Now, recall that in our approach, we treat all variability in the net benefit that is not due to the parameters of interest as noise (Equation 8). Any residual variability due to nonconvergence of the patient-level simulation will be treated as noise in the regression and averaged out. Because the regression estimation occurs before the maximization step, the residual first-order uncertainty will not cause an upward bias in the partial EVPI estimate.

Other Uses of the Gaussian Process in Health Economic Decision Modeling

In our method, we modeled the target conditional net benefit as an unknown smooth function of the parameters of interest. The observed net benefits in the PSA sample were treated as noisy data from which to learn about the unknown function. This use of a nonparametric regression method to approximate the (conditional) output of a health economic decision model is subtly different from the use of the Gaussian process in previous work by Stevenson and others,¹⁶ Tappenden and others,¹⁷ and Rojnik and Naversnik.¹⁸ In these previous applications, the Gaussian process was used to model the net benefit itself as an unknown function of all the unknown input parameters, rather than to model the conditional net benefit as a function of the parameters of interest only. The primary purpose for using the Gaussian process was to construct a meta-model or emulator for the health economic decision model to allow a slow model to be replaced by a fast surrogate. Although this approach reduces computation time, the calculation of partial EVPI will typically still require a nested 2-level Monte Carlo approach. More importantly, this use of the Gaussian process does not address the problem of sampling from potentially difficult conditional distributions if input parameters are correlated.

Further Research

Although partial EVPI is useful in highlighting the sensitivity of the decision to any particular subset of input parameters, it represents only an upper bound on the expected value of undertaking research to reduce decision uncertainty.

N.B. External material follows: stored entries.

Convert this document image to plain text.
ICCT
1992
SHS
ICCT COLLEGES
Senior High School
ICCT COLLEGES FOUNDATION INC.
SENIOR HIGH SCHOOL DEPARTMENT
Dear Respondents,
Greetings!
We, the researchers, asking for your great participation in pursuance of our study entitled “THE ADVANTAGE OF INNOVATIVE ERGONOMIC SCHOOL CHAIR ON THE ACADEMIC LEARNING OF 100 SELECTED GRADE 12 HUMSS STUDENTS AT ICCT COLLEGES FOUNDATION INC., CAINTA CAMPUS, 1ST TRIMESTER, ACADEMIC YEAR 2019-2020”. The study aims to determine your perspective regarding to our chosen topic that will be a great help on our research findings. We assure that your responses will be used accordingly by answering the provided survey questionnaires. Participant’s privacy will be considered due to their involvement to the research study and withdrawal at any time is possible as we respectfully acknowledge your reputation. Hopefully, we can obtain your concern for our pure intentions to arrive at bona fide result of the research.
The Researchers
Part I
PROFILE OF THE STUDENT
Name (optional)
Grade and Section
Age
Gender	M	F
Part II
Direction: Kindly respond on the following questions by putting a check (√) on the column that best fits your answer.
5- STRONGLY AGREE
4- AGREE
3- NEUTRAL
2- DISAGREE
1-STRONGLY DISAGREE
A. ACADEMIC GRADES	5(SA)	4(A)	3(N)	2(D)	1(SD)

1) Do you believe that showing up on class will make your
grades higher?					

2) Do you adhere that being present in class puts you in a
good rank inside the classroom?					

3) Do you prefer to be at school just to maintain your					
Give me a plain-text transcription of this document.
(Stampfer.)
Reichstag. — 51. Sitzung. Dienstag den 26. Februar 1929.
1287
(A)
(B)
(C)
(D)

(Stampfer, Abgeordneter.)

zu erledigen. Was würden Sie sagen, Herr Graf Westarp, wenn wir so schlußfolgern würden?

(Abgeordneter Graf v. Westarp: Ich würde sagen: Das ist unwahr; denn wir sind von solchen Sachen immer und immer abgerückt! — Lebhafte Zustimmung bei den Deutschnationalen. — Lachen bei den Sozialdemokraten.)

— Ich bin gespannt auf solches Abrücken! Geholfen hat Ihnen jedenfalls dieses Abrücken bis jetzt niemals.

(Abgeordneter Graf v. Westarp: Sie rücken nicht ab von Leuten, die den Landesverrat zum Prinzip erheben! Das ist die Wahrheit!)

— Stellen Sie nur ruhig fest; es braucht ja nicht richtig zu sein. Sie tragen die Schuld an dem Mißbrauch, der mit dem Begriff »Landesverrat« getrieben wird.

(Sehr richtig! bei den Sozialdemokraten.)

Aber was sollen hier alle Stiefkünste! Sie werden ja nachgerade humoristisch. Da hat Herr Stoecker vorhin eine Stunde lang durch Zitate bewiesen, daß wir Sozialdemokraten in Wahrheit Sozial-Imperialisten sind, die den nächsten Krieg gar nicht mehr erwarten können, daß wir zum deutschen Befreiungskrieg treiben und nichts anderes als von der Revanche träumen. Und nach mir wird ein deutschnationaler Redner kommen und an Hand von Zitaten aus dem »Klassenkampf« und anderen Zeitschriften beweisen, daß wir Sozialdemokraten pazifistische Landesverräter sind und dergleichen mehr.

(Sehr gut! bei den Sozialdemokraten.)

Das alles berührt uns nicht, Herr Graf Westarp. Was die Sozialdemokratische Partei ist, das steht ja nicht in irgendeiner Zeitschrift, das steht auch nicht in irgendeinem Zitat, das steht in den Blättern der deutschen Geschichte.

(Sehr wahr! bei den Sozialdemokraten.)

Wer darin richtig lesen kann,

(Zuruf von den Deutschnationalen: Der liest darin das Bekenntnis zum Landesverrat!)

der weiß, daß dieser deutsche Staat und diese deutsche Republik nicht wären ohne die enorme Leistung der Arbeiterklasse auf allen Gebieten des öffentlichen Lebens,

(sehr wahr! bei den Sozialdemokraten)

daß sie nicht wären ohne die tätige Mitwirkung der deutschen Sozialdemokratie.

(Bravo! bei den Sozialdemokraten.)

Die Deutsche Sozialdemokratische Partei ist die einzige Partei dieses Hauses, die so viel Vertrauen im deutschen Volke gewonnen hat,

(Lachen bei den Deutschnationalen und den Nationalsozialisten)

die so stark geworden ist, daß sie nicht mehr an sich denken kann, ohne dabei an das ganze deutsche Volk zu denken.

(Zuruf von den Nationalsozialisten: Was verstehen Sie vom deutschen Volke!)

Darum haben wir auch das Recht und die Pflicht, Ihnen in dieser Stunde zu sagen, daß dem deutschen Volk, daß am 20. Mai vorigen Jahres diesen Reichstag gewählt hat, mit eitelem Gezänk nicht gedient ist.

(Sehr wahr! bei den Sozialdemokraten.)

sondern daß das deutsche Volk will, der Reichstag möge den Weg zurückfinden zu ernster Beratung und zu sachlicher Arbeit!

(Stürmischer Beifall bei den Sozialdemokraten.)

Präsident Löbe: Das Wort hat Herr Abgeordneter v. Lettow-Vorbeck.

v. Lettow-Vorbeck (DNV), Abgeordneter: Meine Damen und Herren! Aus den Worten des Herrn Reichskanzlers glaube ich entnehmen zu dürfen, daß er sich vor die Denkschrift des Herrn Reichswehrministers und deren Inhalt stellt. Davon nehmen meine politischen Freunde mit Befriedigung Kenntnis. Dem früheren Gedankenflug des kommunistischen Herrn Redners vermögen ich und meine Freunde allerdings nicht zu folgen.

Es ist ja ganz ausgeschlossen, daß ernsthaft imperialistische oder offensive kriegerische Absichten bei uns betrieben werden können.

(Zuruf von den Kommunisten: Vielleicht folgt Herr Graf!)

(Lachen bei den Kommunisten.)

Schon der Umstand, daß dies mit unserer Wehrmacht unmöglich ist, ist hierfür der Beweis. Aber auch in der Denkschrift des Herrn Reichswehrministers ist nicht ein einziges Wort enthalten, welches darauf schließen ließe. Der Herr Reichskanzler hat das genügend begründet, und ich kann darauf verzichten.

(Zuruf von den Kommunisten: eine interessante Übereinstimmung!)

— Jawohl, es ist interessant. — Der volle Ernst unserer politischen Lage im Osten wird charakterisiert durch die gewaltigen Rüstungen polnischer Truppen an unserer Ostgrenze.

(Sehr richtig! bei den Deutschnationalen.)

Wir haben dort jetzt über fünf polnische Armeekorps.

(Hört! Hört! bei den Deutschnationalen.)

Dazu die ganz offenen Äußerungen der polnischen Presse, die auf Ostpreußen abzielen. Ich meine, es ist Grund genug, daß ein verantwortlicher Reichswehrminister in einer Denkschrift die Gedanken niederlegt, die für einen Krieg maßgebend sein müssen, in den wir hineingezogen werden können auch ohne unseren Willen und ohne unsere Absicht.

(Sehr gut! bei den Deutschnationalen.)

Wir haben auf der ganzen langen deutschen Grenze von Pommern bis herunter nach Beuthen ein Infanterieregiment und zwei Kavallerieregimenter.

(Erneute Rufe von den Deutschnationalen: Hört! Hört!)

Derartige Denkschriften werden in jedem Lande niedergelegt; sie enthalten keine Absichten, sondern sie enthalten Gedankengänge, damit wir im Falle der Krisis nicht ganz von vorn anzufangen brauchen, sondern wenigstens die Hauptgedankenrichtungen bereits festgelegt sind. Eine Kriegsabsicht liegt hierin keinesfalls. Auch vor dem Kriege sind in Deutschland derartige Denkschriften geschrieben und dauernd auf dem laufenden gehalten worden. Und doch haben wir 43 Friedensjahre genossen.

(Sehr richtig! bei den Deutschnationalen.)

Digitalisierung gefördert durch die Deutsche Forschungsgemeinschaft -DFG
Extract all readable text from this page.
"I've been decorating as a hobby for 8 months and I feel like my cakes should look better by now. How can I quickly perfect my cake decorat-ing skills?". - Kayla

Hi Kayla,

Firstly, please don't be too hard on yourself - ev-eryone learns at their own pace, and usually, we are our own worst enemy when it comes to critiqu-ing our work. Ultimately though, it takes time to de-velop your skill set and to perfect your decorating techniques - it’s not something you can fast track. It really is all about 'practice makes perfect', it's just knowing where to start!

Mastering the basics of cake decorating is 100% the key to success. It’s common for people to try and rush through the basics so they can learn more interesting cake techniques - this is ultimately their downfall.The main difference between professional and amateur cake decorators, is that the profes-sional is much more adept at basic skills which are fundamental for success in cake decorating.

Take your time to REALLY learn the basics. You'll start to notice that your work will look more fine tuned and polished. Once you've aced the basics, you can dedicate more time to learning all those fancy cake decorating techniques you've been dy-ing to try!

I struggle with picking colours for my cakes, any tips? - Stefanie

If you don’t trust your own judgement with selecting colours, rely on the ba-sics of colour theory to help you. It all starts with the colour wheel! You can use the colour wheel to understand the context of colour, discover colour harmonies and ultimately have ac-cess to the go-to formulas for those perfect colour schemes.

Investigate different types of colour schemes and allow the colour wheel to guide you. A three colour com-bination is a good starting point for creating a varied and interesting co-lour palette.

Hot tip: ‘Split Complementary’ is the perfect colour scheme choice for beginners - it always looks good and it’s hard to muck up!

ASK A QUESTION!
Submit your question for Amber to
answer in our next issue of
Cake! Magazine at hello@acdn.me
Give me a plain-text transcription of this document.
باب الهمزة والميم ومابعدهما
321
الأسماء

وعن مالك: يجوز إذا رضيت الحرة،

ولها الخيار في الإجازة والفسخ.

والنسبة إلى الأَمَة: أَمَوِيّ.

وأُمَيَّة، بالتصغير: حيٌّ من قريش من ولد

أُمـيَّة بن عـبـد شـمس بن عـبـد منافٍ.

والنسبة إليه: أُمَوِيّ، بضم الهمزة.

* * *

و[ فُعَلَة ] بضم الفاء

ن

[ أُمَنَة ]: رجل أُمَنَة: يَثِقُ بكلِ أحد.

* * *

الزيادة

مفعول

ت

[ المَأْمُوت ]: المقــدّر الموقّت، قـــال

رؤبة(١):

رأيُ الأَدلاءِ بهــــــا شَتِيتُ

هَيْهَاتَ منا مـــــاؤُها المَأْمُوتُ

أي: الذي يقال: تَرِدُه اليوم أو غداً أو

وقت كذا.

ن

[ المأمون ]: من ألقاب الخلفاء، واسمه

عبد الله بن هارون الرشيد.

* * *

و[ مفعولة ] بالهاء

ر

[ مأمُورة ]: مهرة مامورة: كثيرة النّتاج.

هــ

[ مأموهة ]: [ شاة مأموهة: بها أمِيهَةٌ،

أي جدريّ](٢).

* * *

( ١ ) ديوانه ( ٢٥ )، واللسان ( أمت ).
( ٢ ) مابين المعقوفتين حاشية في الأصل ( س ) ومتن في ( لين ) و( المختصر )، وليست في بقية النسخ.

More useful is the expected value of sample information (EVSI), which represents the expected value of undertaking a particular data collection exercise.¹¹ We are currently working on extending the regression method described above to the computation of EVSI.

Conclusion

In conclusion, the regression-based approach to computing partial EVPI is likely to be of considerable benefit over the traditional 2-level Monte Carlo approach, except perhaps in models that are computationally very cheap to evaluate and in which there are no correlations in the inputs. With the increasing use of patient-level micro-simulation models, we envisage that obtaining partial EVPI via the traditional 2-level Monte Carlo approach will be considered just too time-consuming (in fact, experience suggests that the 2-level Monte Carlo procedure is considered too difficult for even moderately simple cohort models). In contrast, the regression methods we have presented provide a mechanism for rapidly estimating partial EVPI for any set of parameters in a model of any complexity.